JE PROMETS, SI DIEU LE VEUT, D’ENTENDRE LE TAM-TAM ET DE BOIRE AUX SOURCES LAMANTINES
Ethiopiques numéro 11
revue socialiste
de culture négro-africaine
juillet 1977
Pour mieux enraciner mes yeux, mes oreilles et ma tête sur ma
poitrine
Pour mieux enraciner mes yeux, mes oreilles et ma tête au bas
ventre
Je promets de venir si Dieu le veut entendre le tam-tam
Je promets de venir boire aux sources lamantines pour pouvoir
ainsi mieux brûler de la flamme qui s’étire, qui se tord,
qui s’allonge ; pour pouvoir mieux brûler sans m’éteindre,
espérant un jour brûler sans poussière.
Oh ! Dieu Créateur que je sers, que j’adore, nourris, je te prie,
de jour en jour, mon enfant le poème
Mais pour mieux le faire grandir, pour mieux le faire épanouir,
j’ai besoin non seulement de plaines, collines et montagnes corses,
mais aussi de l’Afrique noire et surtout du Sénégal.

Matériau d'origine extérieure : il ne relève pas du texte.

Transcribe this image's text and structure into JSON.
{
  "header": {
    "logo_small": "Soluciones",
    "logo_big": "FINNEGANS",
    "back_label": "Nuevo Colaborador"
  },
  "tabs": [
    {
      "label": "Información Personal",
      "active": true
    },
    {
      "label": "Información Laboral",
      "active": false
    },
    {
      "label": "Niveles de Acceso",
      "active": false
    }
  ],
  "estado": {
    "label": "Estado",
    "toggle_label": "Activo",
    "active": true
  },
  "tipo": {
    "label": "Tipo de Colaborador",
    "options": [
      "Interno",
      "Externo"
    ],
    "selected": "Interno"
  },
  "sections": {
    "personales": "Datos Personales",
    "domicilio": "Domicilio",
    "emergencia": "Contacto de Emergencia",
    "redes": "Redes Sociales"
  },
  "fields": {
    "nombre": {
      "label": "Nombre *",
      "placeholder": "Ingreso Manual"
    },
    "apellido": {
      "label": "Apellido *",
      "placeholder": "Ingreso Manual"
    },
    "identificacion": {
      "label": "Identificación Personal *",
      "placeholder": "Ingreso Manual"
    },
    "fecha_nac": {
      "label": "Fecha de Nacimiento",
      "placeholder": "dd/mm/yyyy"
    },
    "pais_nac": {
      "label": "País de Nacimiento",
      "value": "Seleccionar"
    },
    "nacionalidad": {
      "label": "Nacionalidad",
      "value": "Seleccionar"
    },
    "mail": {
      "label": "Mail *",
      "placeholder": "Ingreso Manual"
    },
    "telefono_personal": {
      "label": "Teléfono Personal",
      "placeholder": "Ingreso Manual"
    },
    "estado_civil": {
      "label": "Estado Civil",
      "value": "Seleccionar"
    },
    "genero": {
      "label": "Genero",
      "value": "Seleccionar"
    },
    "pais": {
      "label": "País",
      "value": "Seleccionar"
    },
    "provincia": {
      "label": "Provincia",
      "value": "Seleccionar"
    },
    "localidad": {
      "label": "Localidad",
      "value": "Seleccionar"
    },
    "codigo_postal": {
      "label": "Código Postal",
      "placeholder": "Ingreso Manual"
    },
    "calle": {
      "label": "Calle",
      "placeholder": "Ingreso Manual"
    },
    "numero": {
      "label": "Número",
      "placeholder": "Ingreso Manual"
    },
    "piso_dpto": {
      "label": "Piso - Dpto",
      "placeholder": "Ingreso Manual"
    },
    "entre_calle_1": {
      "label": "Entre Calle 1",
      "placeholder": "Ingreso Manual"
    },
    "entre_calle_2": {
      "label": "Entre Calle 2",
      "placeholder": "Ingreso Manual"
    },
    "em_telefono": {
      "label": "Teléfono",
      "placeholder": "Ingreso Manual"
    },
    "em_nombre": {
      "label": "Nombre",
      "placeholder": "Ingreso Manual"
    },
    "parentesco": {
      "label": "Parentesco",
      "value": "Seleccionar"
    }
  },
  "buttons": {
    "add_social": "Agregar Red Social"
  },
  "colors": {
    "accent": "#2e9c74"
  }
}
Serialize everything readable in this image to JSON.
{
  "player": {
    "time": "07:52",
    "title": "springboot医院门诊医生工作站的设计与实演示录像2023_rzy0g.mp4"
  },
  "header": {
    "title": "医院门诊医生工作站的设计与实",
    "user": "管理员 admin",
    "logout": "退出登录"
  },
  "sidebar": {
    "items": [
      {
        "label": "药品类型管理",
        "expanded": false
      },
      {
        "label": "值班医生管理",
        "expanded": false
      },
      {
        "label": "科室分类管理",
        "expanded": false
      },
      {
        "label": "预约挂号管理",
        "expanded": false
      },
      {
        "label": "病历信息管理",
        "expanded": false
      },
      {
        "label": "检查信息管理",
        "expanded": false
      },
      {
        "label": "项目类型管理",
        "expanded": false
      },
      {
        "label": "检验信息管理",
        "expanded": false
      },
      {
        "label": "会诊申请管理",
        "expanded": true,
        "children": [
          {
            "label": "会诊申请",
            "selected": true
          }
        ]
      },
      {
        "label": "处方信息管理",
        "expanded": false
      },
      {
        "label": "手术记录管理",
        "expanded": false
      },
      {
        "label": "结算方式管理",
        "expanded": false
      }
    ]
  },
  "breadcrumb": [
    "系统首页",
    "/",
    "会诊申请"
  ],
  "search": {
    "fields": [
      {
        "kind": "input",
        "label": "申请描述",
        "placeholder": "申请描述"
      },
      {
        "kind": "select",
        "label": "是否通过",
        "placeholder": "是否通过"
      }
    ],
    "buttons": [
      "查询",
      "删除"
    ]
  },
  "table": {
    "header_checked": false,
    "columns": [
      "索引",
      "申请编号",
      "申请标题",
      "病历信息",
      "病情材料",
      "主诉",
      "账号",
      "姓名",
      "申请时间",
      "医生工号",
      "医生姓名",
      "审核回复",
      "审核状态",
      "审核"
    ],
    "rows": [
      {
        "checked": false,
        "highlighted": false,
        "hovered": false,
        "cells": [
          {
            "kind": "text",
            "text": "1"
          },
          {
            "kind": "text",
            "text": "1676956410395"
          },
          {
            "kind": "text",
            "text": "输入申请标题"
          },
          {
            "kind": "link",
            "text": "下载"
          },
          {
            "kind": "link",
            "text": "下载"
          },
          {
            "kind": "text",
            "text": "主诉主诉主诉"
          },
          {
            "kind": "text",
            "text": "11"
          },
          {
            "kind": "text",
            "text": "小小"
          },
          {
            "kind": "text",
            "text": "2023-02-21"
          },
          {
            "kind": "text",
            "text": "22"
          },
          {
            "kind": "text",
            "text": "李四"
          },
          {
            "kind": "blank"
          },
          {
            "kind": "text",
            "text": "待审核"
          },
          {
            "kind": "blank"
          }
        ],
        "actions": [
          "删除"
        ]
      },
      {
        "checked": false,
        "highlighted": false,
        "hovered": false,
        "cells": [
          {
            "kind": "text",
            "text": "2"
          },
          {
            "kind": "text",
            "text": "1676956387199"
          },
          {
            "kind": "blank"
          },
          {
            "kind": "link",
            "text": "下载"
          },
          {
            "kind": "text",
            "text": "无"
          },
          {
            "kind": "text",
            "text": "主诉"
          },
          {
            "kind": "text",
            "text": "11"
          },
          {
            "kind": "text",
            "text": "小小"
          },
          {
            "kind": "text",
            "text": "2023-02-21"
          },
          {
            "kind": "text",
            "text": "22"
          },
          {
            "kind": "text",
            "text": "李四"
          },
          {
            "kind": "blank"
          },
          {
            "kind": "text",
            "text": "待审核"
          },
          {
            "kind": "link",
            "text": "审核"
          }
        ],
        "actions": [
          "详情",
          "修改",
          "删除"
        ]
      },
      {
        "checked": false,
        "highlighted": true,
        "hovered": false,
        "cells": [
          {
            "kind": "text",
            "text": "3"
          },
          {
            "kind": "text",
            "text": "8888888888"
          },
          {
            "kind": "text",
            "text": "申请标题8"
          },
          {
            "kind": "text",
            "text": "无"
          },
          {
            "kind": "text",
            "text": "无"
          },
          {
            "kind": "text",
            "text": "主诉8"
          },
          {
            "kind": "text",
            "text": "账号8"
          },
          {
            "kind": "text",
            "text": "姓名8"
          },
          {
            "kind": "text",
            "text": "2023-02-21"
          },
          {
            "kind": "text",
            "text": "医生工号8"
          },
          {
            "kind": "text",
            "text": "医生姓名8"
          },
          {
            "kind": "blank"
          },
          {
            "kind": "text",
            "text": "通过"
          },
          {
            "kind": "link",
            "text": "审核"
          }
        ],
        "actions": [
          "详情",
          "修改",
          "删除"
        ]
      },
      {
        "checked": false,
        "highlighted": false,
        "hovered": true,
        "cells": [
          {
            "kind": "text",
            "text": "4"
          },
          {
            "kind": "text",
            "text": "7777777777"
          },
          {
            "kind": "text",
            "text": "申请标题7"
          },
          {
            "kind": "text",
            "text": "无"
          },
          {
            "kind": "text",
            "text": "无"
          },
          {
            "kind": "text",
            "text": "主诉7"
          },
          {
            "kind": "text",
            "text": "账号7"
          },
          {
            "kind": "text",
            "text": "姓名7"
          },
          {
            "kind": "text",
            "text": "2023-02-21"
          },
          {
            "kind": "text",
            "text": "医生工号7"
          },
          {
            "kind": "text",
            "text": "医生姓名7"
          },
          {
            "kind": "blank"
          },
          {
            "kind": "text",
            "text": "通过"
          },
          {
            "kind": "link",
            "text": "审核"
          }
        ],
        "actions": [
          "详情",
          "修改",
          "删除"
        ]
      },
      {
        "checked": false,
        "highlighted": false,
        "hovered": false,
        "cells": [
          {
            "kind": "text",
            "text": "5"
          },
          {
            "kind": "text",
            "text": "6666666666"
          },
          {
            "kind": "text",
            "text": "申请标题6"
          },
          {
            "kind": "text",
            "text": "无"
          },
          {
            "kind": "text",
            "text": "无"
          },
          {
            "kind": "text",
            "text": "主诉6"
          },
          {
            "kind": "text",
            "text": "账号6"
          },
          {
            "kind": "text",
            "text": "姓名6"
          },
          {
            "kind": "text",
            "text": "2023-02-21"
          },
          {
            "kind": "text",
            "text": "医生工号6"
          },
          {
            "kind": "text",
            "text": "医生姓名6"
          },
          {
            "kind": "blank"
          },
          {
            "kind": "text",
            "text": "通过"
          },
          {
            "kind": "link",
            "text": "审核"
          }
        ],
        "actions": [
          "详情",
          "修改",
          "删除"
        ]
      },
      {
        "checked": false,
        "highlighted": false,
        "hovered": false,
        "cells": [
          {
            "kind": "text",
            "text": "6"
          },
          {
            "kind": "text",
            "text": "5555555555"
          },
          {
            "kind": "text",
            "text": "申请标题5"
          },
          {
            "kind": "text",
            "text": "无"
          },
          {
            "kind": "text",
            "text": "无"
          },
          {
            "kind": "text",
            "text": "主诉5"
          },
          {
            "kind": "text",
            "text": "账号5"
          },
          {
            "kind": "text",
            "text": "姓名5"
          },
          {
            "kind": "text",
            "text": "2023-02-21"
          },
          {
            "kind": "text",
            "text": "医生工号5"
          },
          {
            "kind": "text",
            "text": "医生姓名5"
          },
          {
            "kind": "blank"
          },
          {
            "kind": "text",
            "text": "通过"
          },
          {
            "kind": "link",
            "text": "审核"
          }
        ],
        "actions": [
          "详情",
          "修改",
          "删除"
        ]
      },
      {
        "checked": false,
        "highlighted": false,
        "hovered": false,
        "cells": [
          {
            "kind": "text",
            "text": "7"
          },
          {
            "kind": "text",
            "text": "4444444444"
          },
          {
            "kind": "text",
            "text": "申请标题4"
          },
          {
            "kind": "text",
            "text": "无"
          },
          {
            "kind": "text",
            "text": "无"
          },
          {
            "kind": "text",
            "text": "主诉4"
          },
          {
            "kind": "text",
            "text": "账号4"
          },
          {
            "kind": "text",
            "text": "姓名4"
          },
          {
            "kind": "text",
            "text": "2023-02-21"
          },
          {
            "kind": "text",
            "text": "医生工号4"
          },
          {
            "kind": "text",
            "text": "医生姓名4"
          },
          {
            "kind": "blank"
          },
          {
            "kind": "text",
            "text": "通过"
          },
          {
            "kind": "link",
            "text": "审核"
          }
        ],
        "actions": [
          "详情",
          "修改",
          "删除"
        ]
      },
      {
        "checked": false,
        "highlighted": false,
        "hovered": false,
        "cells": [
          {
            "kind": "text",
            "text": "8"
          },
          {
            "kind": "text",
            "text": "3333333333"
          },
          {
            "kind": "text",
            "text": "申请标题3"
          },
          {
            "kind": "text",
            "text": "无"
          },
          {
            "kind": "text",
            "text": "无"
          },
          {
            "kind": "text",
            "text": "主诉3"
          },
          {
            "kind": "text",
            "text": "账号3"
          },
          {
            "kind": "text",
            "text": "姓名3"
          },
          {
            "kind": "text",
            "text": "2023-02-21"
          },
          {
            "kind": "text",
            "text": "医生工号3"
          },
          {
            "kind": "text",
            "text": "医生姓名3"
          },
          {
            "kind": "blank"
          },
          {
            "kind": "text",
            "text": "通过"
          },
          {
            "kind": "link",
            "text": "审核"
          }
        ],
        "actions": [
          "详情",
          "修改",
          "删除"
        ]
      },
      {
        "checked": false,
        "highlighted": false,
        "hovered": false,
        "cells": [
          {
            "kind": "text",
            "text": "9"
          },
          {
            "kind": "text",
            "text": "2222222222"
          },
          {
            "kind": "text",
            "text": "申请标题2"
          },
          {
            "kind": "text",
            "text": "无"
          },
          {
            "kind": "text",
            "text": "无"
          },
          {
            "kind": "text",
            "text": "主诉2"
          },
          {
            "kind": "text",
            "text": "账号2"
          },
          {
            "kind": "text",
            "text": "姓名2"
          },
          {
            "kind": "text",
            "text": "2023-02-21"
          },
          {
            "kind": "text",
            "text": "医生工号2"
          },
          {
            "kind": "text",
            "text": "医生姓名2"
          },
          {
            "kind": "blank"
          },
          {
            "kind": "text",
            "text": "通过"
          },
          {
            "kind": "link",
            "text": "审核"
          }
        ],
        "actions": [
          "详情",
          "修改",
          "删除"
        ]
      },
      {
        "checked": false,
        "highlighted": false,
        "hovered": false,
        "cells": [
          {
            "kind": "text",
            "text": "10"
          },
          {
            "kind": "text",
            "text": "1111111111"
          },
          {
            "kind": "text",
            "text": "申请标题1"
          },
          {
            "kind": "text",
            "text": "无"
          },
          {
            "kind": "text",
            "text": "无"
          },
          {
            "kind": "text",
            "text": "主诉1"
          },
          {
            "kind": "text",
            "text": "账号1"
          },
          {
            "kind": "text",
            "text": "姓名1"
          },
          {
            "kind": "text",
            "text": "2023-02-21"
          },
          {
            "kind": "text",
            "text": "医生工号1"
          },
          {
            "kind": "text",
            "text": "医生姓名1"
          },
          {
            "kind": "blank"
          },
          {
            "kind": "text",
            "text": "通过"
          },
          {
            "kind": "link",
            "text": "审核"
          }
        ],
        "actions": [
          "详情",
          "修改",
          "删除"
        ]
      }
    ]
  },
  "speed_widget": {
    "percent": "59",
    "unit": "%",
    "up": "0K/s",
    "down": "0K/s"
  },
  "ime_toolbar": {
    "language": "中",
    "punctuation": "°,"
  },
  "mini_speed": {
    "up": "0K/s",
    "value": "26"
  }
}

Je veux entendre le tam-tam pour mieux comprendre ta voix plus
forte que les fortes eaux, ta voix aux mille tonnerres, ta
voix juste qui me fait aimer mon frère sans frontières.
Je veux boire aux sources lamantines, pour mieux boire aux sources de la vie.
Oui, je sais que pour certains ces pensées plus douces que le
miel, ne sont que verbiage et faible sentiment, mais qu’importe
les moqueurs ! Il faut les pardonner !
Car l’enfant, le poème, a besoin aussi de ronces, d’épines, de
charbons, d’orties et de pierres pour mieux grandir et pour
mieux s’épanouir.
Je veux entendre le tam-tam, je veux boire aux sources lamantaines.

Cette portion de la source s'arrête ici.